Beschaulich gibt sich die Kleinstadt, sofern sie eine ist. Eher ein Großdorf, in dem heute an die 12.000 Menschen leben. Zu Gesicht bekommt der Besucher die Einwohner nur vereinzelt. Nicht einmal einen Lageplan als Lotsen braucht man hier. Was das "Dorf" zu zeigen hat, ist sowieso nicht zu übersehen. Wie sakrale Leuchttürme geben unzählige Kirchen Orientierung, sowohl topografisch als auch geistig.

In dem erstmals 1024 erwähnten Ort stellt sich rasch das Gefühl ein, dass es hier unmöglich ist, Gott zu ignorieren. Ebenso, dass jeder Versuch sinnlos wäre, sich vor Ihm zu verbergen. Gott ist hier stetiger Begleiter, er scheint hier alles zu sehen und zu hören. Und doch hat man den Eindruck, dass er dabei nicht in der Manier eines „KGB-Spitzels“ auftritt, der jeden abweichenden Schritt notiert, um ihn später zu bestrafen, sondern offen und transparent, ohne Tarnung, mit wohlwollender Gesinnung, eher mütterlich behütend als väterlich streng. Gott scheint es sich hier wohnlich gemacht zu haben, wie jeder Susdaler sonst auch.

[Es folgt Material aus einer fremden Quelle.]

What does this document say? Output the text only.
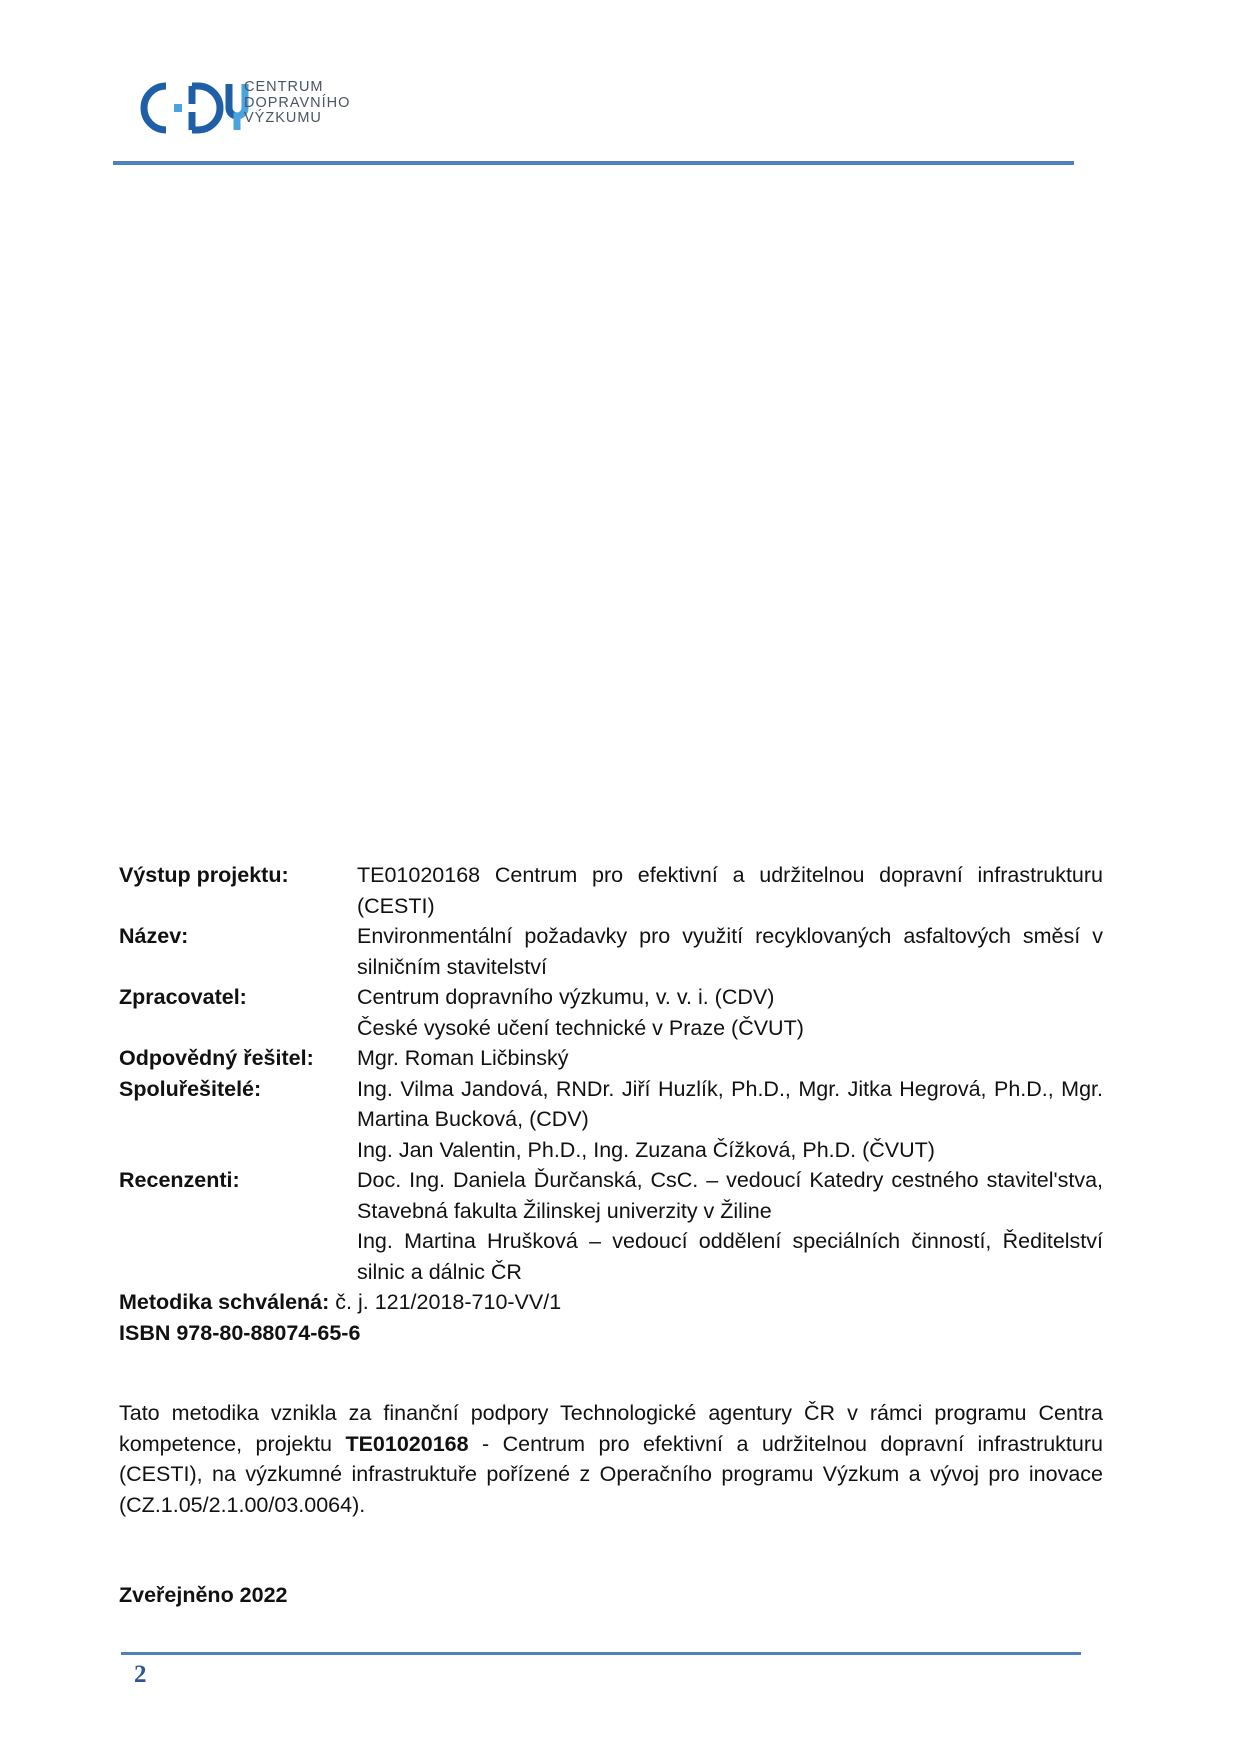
CENTRUM
DOPRAVNÍHO
VÝZKUMU
Výstup projektu:	TE01020168 Centrum pro efektivní a udržitelnou dopravní infrastrukturu (CESTI)
Název:	Environmentální požadavky pro využití recyklovaných asfaltových směsí v silničním stavitelství
Zpracovatel:	Centrum dopravního výzkumu, v. v. i. (CDV)
České vysoké učení technické v Praze (ČVUT)
Odpovědný řešitel:	Mgr. Roman Ličbinský
Spoluřešitelé:	Ing. Vilma Jandová, RNDr. Jiří Huzlík, Ph.D., Mgr. Jitka Hegrová, Ph.D., Mgr. Martina Bucková, (CDV)
Ing. Jan Valentin, Ph.D., Ing. Zuzana Čížková, Ph.D. (ČVUT)
Recenzenti:	Doc. Ing. Daniela Ďurčanská, CsC. – vedoucí Katedry cestného stavitel'stva, Stavebná fakulta Žilinskej univerzity v Žiline
Ing. Martina Hrušková – vedoucí oddělení speciálních činností, Ředitelství silnic a dálnic ČR
Metodika schválená: č. j. 121/2018-710-VV/1
ISBN 978-80-88074-65-6
Tato metodika vznikla za finanční podpory Technologické agentury ČR v rámci programu Centra kompetence, projektu TE01020168 - Centrum pro efektivní a udržitelnou dopravní infrastrukturu (CESTI), na výzkumné infrastruktuře pořízené z Operačního programu Výzkum a vývoj pro inovace (CZ.1.05/2.1.00/03.0064).
Zveřejněno 2022
2
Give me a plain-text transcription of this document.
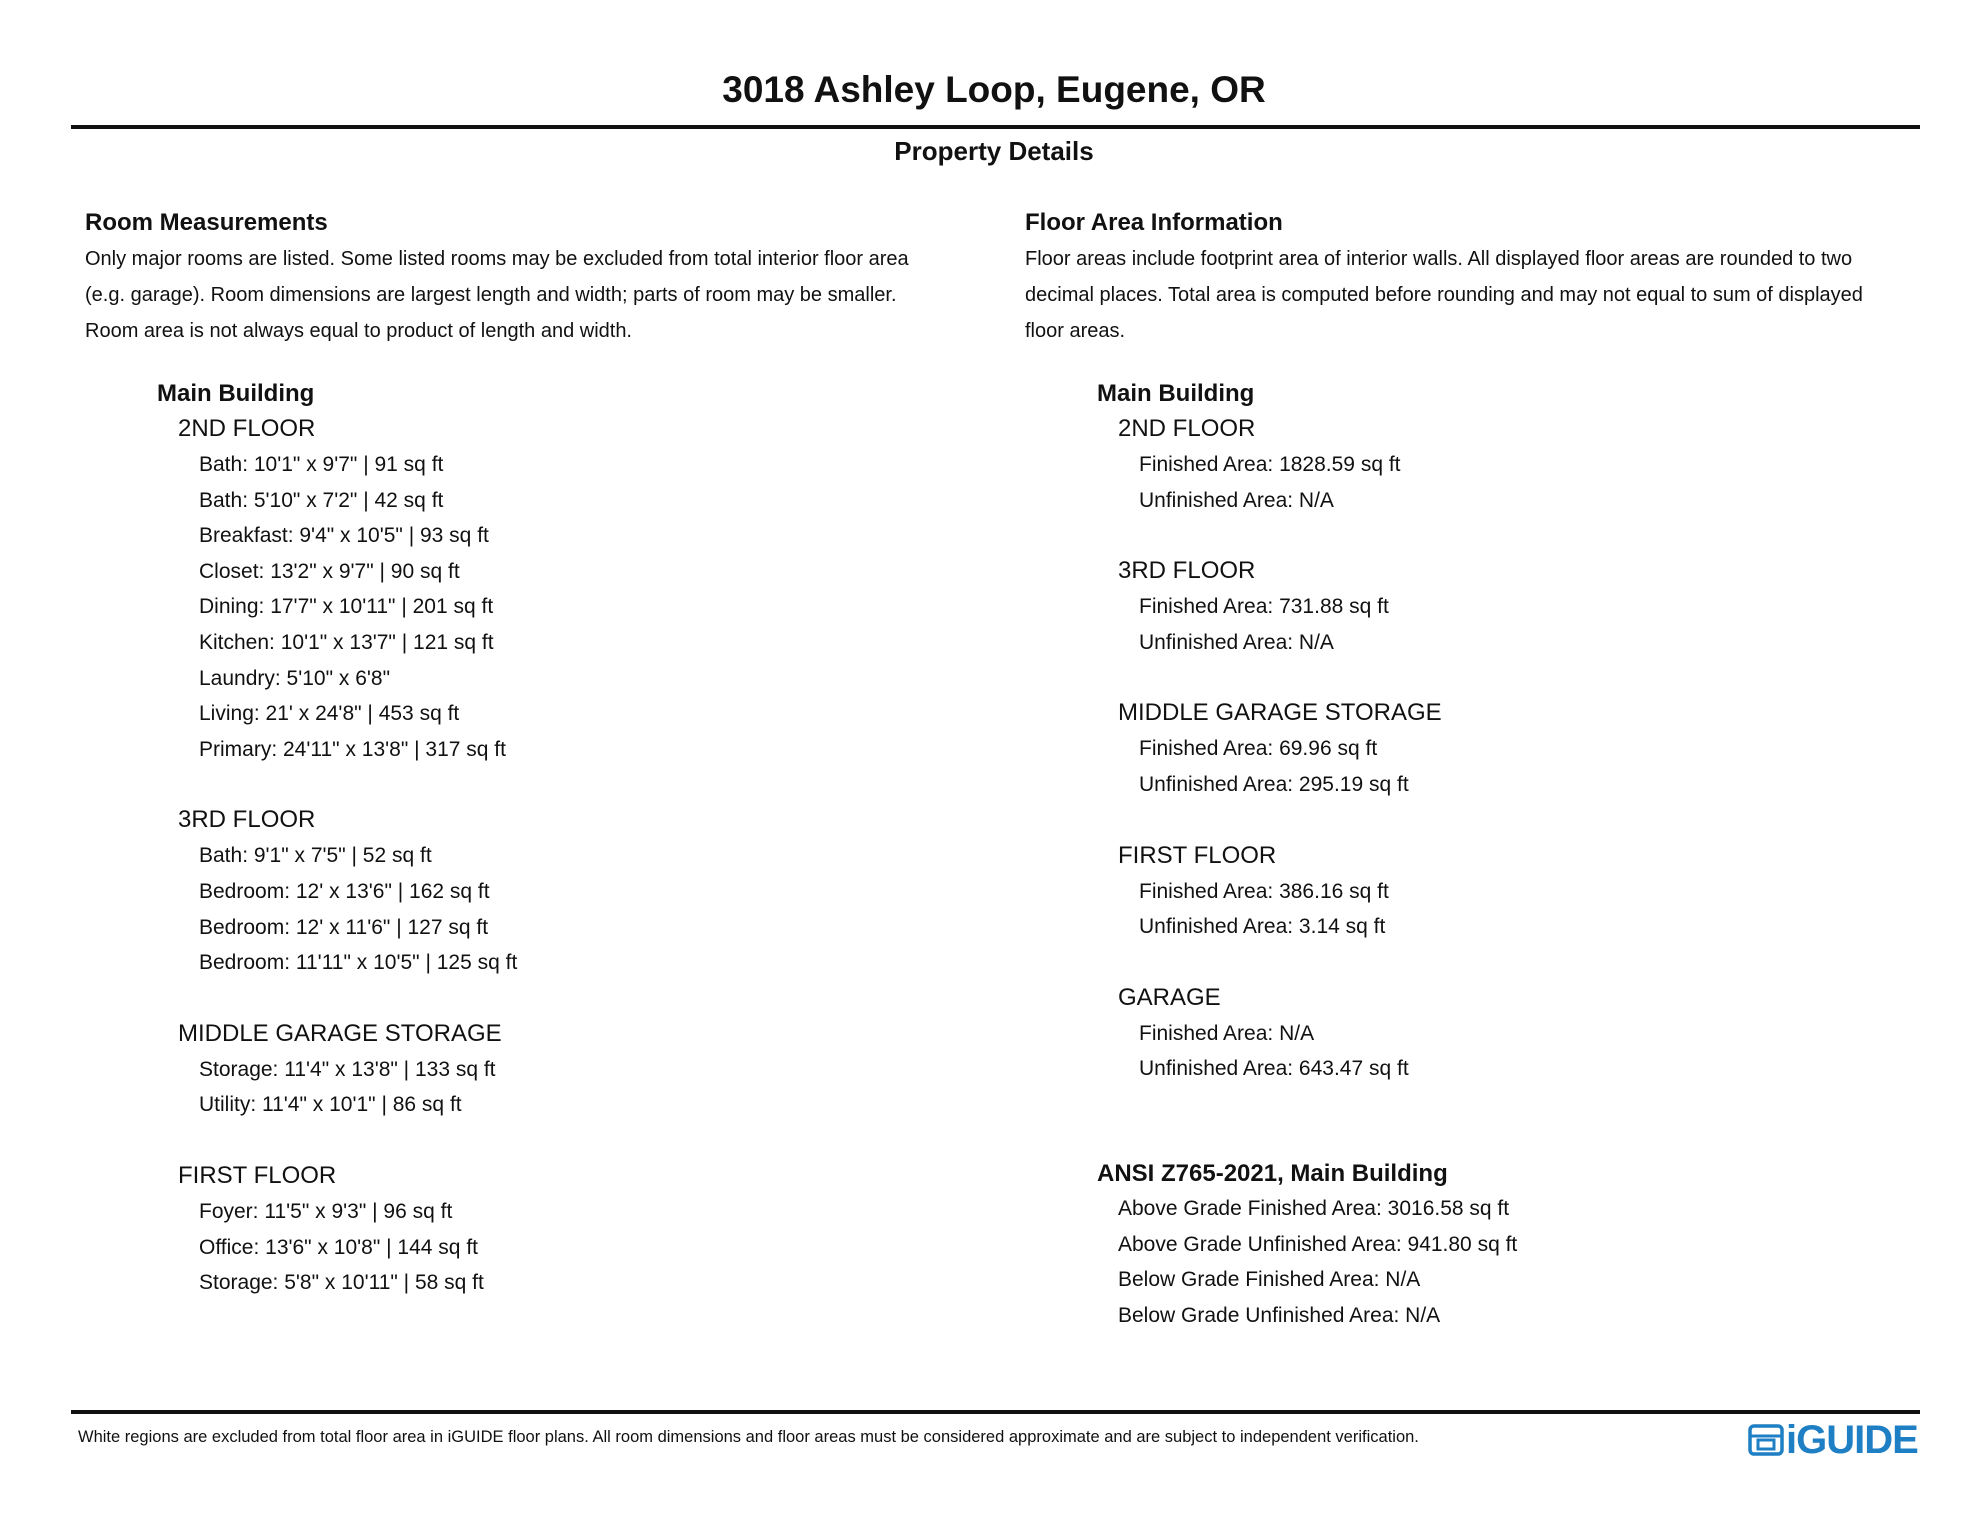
3018 Ashley Loop, Eugene, OR
Property Details
Room Measurements
Only major rooms are listed. Some listed rooms may be excluded from total interior floor area
(e.g. garage). Room dimensions are largest length and width; parts of room may be smaller.
Room area is not always equal to product of length and width.
Main Building
2ND FLOOR
Bath: 10'1" x 9'7" | 91 sq ft
Bath: 5'10" x 7'2" | 42 sq ft
Breakfast: 9'4" x 10'5" | 93 sq ft
Closet: 13'2" x 9'7" | 90 sq ft
Dining: 17'7" x 10'11" | 201 sq ft
Kitchen: 10'1" x 13'7" | 121 sq ft
Laundry: 5'10" x 6'8"
Living: 21' x 24'8" | 453 sq ft
Primary: 24'11" x 13'8" | 317 sq ft
3RD FLOOR
Bath: 9'1" x 7'5" | 52 sq ft
Bedroom: 12' x 13'6" | 162 sq ft
Bedroom: 12' x 11'6" | 127 sq ft
Bedroom: 11'11" x 10'5" | 125 sq ft
MIDDLE GARAGE STORAGE
Storage: 11'4" x 13'8" | 133 sq ft
Utility: 11'4" x 10'1" | 86 sq ft
FIRST FLOOR
Foyer: 11'5" x 9'3" | 96 sq ft
Office: 13'6" x 10'8" | 144 sq ft
Storage: 5'8" x 10'11" | 58 sq ft
Floor Area Information
Floor areas include footprint area of interior walls. All displayed floor areas are rounded to two
decimal places. Total area is computed before rounding and may not equal to sum of displayed
floor areas.
Main Building
2ND FLOOR
Finished Area: 1828.59 sq ft
Unfinished Area: N/A
3RD FLOOR
Finished Area: 731.88 sq ft
Unfinished Area: N/A
MIDDLE GARAGE STORAGE
Finished Area: 69.96 sq ft
Unfinished Area: 295.19 sq ft
FIRST FLOOR
Finished Area: 386.16 sq ft
Unfinished Area: 3.14 sq ft
GARAGE
Finished Area: N/A
Unfinished Area: 643.47 sq ft
ANSI Z765-2021, Main Building
Above Grade Finished Area: 3016.58 sq ft
Above Grade Unfinished Area: 941.80 sq ft
Below Grade Finished Area: N/A
Below Grade Unfinished Area: N/A
White regions are excluded from total floor area in iGUIDE floor plans. All room dimensions and floor areas must be considered approximate and are subject to independent verification.	iGUIDE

Das Göttliche zeigt sich in Susdal in unterschiedlichsten Facetten – bei der bedeutenden Maria Schutz Kirche anders als etwa bei der Roshdestwenski-Kathedrale im Susdaler Kreml, beim Prokow- und Spassokloster wiederum anders wie beim Jewfimiewski-Kloster.  Zum Ausdruck kommt dabei eine Vielfalt, die sich nicht nur in unterschiedlichen Baustilen manifestiert. Auch der Standpunkt des Betrachters spielt eine Rolle. Wenn man sich den Kirchen von unterschiedlichen Richtungen her annähert tun sich immer neue Aus- und Einblicke auf. Das geht soweit, dass manchmal der Eindruck entsteht, es handle sich um eine andere Kirche. Architektur und Anlage der Stadt vermitteln damit nicht nur den Eindruck der Allgegenwart Gottes, sondern auch von dessen Unfassbarkeit.

Diese permanente Präsenz transzendenter Symbole sollte es Einwohnern wie Besuchern schwer machen, an der Existenz Gottes zu zweifeln. Den „atheistischen“ Kommunisten muss dieser Ort mit seiner spirituellen Kraft geradezu unbezwingbar erschienen sein. Vielleicht hatten sie deshalb gar nicht erst versucht, die Parole „Gott ist tot“ umzusetzen, als sich 1967 der Ministerrat der damaligen Sowjetunion entschied, Susdal zu konservieren.* Doch was wollte man den Besuchern aus den real existierenden, sozialistischen Bruderstaaten – westliche Touristen hatte es damals wohl kaum gegeben – zeigen? Das freundliche Gesicht Gottes, seine Schönheit oder gar seine Existenz? Das wäre ideologisch wohl kontraproduktiv gewesen. Es mutet daher wie ein Ablenkungsmanöver an, dass man die Hauptverkehrsrouten – ob Schiene oder Straße – abseits von Susdal führte. Nicht allzu viele «Genossen» sollten auf das Kleinod stoßen.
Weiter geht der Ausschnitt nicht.